O segundo turno das eleições presidenciais da Bolívia ocorreu ontem e sorriu a vitória para Rodrigo Paz, candidato do Partido Democrata Cristão (PDC) – uma das siglas conservadoras beneficiadas pela confusão decorrente do isolamento pretendido pelo presidente Luís Arce ao líder Evo Morales -, [Rodrigo Paz] que já divulgou ter tido uma conversa com Christopher Landau, subsecretário de Estado dos Estados Unidos.
Este mau começo é significativo e indica que, em pouco tempo, todos os avanços conquistados pelo ‘estado plurinacional’ sob a liderança de Evo Morales serão anulados e a Bolívia voltará a ser a república de banana que sempre foi.
De qualquer forma, como novidade, Rodrigo Paz apresentou o desejo de promover um ‘capitalismo para todos’.

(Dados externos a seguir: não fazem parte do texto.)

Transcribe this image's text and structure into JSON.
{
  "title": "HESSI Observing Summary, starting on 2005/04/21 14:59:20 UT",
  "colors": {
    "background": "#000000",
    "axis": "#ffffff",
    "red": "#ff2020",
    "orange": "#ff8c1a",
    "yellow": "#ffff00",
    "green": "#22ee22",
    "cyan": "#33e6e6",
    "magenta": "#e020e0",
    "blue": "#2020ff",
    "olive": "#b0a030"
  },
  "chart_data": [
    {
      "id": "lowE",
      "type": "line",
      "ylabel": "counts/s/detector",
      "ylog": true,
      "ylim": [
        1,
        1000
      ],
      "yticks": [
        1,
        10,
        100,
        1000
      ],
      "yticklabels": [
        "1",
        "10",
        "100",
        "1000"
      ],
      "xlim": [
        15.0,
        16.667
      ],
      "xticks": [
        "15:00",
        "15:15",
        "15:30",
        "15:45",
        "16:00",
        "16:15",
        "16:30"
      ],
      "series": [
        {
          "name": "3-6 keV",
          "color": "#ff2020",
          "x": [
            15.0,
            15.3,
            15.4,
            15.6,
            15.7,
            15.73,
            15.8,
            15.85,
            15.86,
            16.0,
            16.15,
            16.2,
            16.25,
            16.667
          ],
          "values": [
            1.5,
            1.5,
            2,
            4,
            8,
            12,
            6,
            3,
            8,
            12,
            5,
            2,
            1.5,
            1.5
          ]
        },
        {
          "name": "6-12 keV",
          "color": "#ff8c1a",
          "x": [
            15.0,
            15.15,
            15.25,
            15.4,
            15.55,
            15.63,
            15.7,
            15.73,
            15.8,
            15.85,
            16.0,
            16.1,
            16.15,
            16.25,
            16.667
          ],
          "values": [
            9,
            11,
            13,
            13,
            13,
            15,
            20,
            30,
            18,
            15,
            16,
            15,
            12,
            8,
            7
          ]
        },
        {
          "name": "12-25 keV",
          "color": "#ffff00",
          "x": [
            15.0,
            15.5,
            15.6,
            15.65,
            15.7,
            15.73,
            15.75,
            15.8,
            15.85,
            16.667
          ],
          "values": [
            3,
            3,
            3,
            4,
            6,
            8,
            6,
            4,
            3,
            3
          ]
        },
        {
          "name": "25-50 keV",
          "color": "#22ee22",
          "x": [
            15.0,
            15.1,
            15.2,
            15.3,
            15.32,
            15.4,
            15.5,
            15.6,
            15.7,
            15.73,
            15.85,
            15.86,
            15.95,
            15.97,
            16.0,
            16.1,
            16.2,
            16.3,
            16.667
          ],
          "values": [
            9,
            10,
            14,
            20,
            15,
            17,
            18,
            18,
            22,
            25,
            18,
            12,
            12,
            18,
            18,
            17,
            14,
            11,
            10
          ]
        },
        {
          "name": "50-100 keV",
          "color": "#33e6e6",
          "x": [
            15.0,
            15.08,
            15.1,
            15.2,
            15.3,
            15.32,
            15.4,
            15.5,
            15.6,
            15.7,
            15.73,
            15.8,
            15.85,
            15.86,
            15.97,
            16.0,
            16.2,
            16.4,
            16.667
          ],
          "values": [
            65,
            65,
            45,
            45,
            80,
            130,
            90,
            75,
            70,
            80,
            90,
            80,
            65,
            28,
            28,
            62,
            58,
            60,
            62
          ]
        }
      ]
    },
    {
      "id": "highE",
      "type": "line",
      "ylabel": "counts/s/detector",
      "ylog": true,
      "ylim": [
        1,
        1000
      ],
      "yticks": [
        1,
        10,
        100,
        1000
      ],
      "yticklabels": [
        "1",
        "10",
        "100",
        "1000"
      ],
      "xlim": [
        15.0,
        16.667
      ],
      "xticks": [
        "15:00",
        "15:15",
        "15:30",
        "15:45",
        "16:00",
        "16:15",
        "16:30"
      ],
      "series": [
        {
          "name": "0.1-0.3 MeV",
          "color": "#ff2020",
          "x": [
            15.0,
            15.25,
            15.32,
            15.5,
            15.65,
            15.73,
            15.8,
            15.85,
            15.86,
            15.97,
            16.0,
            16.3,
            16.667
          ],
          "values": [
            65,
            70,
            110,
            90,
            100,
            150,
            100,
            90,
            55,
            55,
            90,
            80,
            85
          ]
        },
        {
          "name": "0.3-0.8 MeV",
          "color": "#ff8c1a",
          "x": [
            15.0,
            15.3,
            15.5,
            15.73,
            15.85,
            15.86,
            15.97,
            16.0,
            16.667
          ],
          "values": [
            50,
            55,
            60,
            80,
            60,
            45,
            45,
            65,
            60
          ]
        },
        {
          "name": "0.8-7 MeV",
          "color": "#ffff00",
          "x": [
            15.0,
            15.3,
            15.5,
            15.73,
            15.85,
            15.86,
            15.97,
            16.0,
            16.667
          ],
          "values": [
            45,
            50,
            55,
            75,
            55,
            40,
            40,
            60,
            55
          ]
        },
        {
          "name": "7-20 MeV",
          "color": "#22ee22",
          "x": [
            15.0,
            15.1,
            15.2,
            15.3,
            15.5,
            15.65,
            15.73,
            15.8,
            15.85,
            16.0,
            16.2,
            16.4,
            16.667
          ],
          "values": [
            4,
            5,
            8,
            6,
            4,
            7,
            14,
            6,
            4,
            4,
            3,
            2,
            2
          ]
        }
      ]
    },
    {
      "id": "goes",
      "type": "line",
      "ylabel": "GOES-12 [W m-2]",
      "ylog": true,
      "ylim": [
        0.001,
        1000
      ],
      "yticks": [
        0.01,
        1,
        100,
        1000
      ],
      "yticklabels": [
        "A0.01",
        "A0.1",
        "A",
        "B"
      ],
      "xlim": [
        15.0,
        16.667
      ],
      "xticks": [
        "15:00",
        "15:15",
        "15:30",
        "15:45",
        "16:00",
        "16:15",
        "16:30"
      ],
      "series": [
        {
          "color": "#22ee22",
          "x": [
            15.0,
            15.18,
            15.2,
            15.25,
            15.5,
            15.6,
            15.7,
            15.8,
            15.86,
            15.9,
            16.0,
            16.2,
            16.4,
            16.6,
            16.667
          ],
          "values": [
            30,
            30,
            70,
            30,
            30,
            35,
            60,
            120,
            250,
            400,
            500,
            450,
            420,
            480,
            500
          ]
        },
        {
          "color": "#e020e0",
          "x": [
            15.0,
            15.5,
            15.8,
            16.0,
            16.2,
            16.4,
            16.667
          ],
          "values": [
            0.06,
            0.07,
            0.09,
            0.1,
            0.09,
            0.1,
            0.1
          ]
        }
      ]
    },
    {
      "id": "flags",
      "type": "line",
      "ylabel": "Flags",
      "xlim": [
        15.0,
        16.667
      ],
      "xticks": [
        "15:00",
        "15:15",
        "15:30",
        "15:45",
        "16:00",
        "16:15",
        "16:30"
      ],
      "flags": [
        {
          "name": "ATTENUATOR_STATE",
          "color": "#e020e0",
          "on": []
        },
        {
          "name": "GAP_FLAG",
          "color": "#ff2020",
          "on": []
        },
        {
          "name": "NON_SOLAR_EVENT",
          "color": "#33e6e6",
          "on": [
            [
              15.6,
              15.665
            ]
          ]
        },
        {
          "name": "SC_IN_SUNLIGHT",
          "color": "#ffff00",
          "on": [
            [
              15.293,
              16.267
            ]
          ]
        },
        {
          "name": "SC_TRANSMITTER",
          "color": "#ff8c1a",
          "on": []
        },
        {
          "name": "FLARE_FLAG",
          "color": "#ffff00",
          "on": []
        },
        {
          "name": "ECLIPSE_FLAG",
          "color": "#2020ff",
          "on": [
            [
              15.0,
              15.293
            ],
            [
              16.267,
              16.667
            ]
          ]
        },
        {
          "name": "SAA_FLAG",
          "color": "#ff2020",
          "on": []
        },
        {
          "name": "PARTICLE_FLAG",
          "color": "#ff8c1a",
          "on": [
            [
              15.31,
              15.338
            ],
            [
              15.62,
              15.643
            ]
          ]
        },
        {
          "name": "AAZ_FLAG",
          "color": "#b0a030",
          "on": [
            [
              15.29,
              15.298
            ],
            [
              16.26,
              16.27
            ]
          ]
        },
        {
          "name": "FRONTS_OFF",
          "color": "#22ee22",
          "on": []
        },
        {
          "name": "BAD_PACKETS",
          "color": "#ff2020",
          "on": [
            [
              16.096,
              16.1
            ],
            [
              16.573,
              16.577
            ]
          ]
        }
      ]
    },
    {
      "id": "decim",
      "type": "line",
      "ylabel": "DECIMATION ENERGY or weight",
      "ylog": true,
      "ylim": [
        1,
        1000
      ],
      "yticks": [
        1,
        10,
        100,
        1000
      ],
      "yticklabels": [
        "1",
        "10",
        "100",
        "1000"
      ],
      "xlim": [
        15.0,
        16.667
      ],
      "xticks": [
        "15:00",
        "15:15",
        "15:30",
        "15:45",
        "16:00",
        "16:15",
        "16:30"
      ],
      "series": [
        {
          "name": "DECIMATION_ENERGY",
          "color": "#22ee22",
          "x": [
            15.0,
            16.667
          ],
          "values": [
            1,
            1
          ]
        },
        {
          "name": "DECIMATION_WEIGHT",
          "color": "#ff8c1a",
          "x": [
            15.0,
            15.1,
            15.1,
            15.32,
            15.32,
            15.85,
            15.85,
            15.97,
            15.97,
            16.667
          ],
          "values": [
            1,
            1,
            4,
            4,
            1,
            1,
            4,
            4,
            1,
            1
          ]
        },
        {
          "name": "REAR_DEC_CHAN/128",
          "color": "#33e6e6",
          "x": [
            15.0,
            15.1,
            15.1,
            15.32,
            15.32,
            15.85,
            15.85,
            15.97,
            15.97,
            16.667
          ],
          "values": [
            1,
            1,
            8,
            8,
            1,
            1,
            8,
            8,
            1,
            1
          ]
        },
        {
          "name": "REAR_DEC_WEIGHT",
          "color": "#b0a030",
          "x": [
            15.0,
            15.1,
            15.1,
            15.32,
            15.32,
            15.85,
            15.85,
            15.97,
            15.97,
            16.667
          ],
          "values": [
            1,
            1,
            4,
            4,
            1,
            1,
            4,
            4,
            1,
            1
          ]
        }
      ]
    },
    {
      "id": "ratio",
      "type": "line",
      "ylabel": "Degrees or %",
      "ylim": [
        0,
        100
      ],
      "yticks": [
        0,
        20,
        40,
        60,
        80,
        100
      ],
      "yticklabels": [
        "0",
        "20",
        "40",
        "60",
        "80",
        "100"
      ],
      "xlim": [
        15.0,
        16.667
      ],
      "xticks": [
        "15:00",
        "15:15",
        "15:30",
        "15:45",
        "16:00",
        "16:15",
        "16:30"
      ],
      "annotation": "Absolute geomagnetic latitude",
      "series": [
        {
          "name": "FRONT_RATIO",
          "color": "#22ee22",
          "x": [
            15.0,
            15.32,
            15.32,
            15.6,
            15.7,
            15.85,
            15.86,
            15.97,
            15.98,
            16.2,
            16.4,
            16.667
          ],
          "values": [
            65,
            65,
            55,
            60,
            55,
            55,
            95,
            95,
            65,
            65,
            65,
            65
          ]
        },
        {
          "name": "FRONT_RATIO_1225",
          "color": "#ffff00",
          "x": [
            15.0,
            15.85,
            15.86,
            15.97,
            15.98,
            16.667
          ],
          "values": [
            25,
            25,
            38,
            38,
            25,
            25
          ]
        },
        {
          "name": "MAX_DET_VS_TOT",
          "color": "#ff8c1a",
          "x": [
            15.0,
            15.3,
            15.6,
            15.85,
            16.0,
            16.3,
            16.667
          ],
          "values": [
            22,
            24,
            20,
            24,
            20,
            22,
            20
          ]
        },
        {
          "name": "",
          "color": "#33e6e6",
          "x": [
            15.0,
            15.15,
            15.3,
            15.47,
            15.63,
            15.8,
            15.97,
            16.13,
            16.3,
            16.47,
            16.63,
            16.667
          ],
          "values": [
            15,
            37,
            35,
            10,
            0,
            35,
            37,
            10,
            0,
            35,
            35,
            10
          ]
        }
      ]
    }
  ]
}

Na realidade, de algum modo, esta proposta contradiz a própria natureza do Capitalismo, o qual, naturalmente, em decorrência da liberdade econômica, implica na formação de bolsões de riqueza e de pobreza que se posicionam de forma antípoda, contrastando o elevado padrão de consumo dos enriquecidos com a miséria da pessoas excluídas do mercado.
O que Rodrigo Paz quer dizer com ‘capitalismo para todos’?
Estará ele defendendo a universalização dos desníveis decorrentes da aplicação da liberdade econômica ou [estará ele] pensando na possibilidade de um regime capitalista funcionar em comunidade na qual todos possam exercer a condição de consumidor?
Se Rodrigo Paz estiver pensando em vir a ser mais um arauto do capitalismo, como outros o fazem, encontrará a firme oposição de tantos quantos tenham a solidariedade social como baliza.
Se, no entanto, estiver sonhando com um regime no qual todos possam exercer simultaneamente as condições de pessoa humana, cidadão e consumidor, sem saber Rodrigo Paz está com um pé no humanismo de Evo Morales, estando, portanto, fadado a entrar na alça de mira dos golpistas abrigados na Direita boliviana.